Last April I was contacted by Mark Robins, Senior Editor at Modern Trade Communications. They produce a magazine titled Metal Construction News. At the time, Mark was preparing an article on “Wind Performance Updates for Metal Roofs and Metal Building Systems” for their June 2017 edition.
Mark had read my article https://www.hansenpolebuildings.com/2016/12/asce-changes-2017/ and as a result contacted me asking for editorial content for the Metal Construction News article. It is always flattering to be asked to contribute and I do my utmost best to provide valuable content.
Here is the input I supplied to Mark:
“The biggest impact to designers and installers of metal roofs from ASCE 7-16 will come in the attachments of cladding and flashings. ASCE 7-16 comes with upward revisions in the design pressures for components and cladding, in some cases more than doubling the pressures. Generally the attachments of trims such as rakes and fascias tends to not be spelled out on building plans, but is more often left to the discretion of the installer. Contractors should make certain the RDP (Registered Design Professional – architect or engineer) who has prepared the structural plans has called out specifics for the connections of all steel trims. Failure to do so could result in some unhealthy consequences to the builder in the event of a catastrophic event.

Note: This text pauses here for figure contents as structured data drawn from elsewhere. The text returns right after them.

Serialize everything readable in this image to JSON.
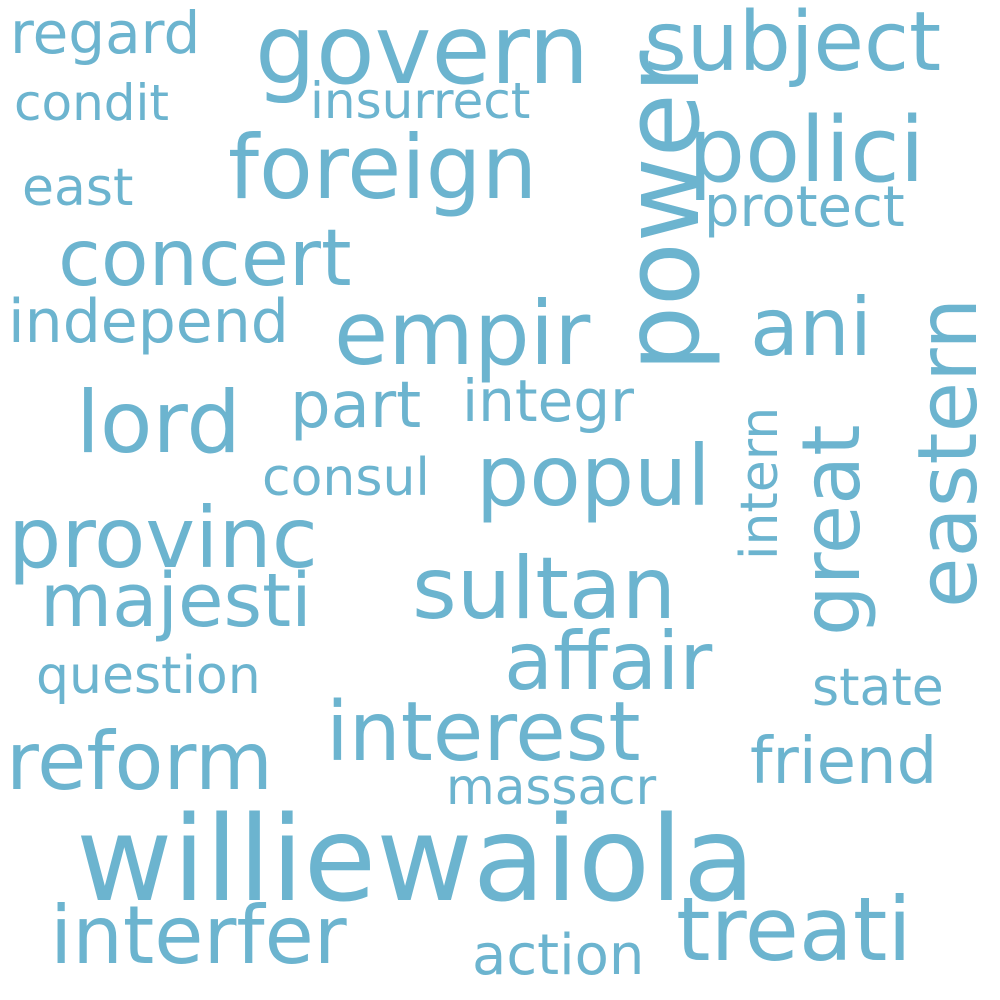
{
  "style": {
    "background": "#ffffff",
    "word_color": "#6cb4cf"
  },
  "words": {
    "williewaiola": "williewaiola",
    "power": "power",
    "govern": "govern",
    "subject": "subject",
    "foreign": "foreign",
    "empir": "empir",
    "sultan": "sultan",
    "concert": "concert",
    "polici": "polici",
    "eastern": "eastern",
    "lord": "lord",
    "popul": "popul",
    "provinc": "provinc",
    "majesti": "majesti",
    "affair": "affair",
    "interest": "interest",
    "reform": "reform",
    "interfer": "interfer",
    "treati": "treati",
    "great": "great",
    "ani": "ani",
    "independ": "independ",
    "part": "part",
    "integr": "integr",
    "protect": "protect",
    "regard": "regard",
    "insurrect": "insurrect",
    "condit": "condit",
    "east": "east",
    "consul": "consul",
    "intern": "intern",
    "question": "question",
    "state": "state",
    "friend": "friend",
    "massacr": "massacr",
    "action": "action"
  }
}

While, in my humble opinion, buildings should be designed to meet the latest and greatest requirements – there will be jurisdictions who are either slow to adopt the newer provisions, or who will opt to modify them without a clear understanding of what they are doing. The variability of enforcement from jurisdiction to jurisdiction will leave an unfair bidding advantage to those who choose to take on the risk of minimally designing their structures. Sales staffs should be made aware of the position their employers take and be prepared to sell to their clients the advantages of buildings constructed to the new, updated standards.”